CoP: Agentic Red-teaming for Large Language Models using Composition of Principles
Chen Xiong, Pin-Yu Chen, Tsung-Yi Ho
TL;DR
CoP presents an agentic, principle-based red-teaming framework that composes multiple human-provided jailbreak principles to autonomously craft effective jailbreak prompts. Through a dual-judge evaluation and iterative refinement, CoP achieves state-of-the-art single-turn attack performance and substantial query-efficiency gains across open-source and commercial LLMs, including highly aligned models. The results reveal systemic safety weaknesses and offer a transparent, extensible tool for proactive safety testing, while highlighting avenues for defense augmentation and broader applicability beyond jailbreak testing. Overall, CoP advances automated, scalable, and interpretable red-teaming methodologies for robust LLM safety evaluation.
Abstract
Recent advances in Large Language Models (LLMs) have spurred transformative applications in various domains, ranging from open-source to proprietary LLMs.
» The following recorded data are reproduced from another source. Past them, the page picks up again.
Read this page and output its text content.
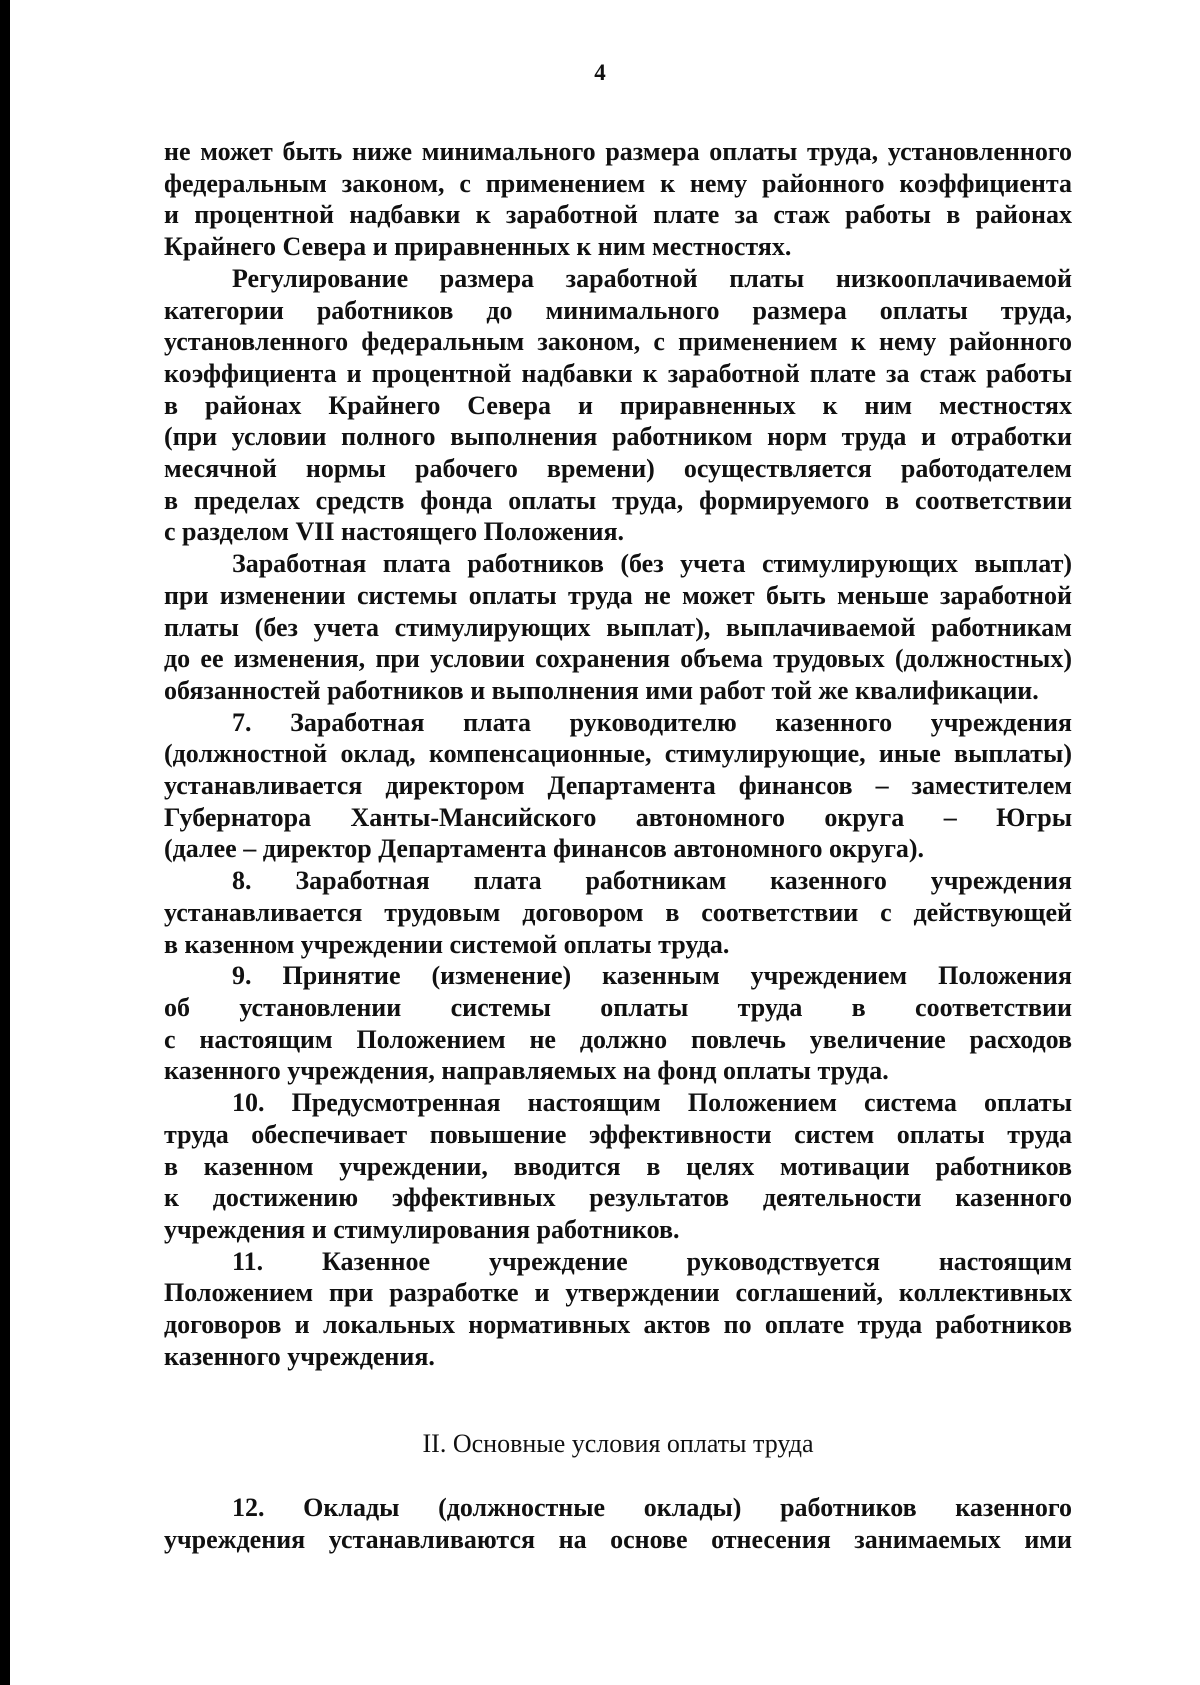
4
не может быть ниже минимального размера оплаты труда, установленного
федеральным законом, с применением к нему районного коэффициента
и процентной надбавки к заработной плате за стаж работы в районах
Крайнего Севера и приравненных к ним местностях.
Регулирование размера заработной платы низкооплачиваемой
категории работников до минимального размера оплаты труда,
установленного федеральным законом, с применением к нему районного
коэффициента и процентной надбавки к заработной плате за стаж работы
в районах Крайнего Севера и приравненных к ним местностях
(при условии полного выполнения работником норм труда и отработки
месячной нормы рабочего времени) осуществляется работодателем
в пределах средств фонда оплаты труда, формируемого в соответствии
с разделом VII настоящего Положения.
Заработная плата работников (без учета стимулирующих выплат)
при изменении системы оплаты труда не может быть меньше заработной
платы (без учета стимулирующих выплат), выплачиваемой работникам
до ее изменения, при условии сохранения объема трудовых (должностных)
обязанностей работников и выполнения ими работ той же квалификации.
7. Заработная плата руководителю казенного учреждения
(должностной оклад, компенсационные, стимулирующие, иные выплаты)
устанавливается директором Департамента финансов – заместителем
Губернатора Ханты-Мансийского автономного округа – Югры
(далее – директор Департамента финансов автономного округа).
8. Заработная плата работникам казенного учреждения
устанавливается трудовым договором в соответствии с действующей
в казенном учреждении системой оплаты труда.
9. Принятие (изменение) казенным учреждением Положения
об установлении системы оплаты труда в соответствии
с настоящим Положением не должно повлечь увеличение расходов
казенного учреждения, направляемых на фонд оплаты труда.
10. Предусмотренная настоящим Положением система оплаты
труда обеспечивает повышение эффективности систем оплаты труда
в казенном учреждении, вводится в целях мотивации работников
к достижению эффективных результатов деятельности казенного
учреждения и стимулирования работников.
11. Казенное учреждение руководствуется настоящим
Положением при разработке и утверждении соглашений, коллективных
договоров и локальных нормативных актов по оплате труда работников
казенного учреждения.
II. Основные условия оплаты труда
12. Оклады (должностные оклады) работников казенного
учреждения устанавливаются на основе отнесения занимаемых ими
However, jailbreak attacks, which aim to break safety alignment and user compliance by tricking the target LLMs into answering harmful and risky responses, are becoming an urgent concern. The practice of red-teaming for LLMs is to proactively explore potential risks and error-prone instances before the release of frontier AI technology. This paper proposes an agentic workflow to automate and scale the red-teaming process of LLMs through the Composition-of-Principles (CoP) framework, where human users provide a set of red-teaming principles as instructions to an AI agent to automatically orchestrate effective red-teaming strategies and generate jailbreak prompts. Distinct from existing red-teaming methods, our CoP framework provides a unified and extensible framework to encompass and orchestrate human-provided red-teaming principles to enable the automated discovery of new red-teaming strategies. When tested against leading LLMs, CoP reveals unprecedented safety risks by finding novel jailbreak prompts and improving the best-known single-turn attack success rate by up to 19.0 times.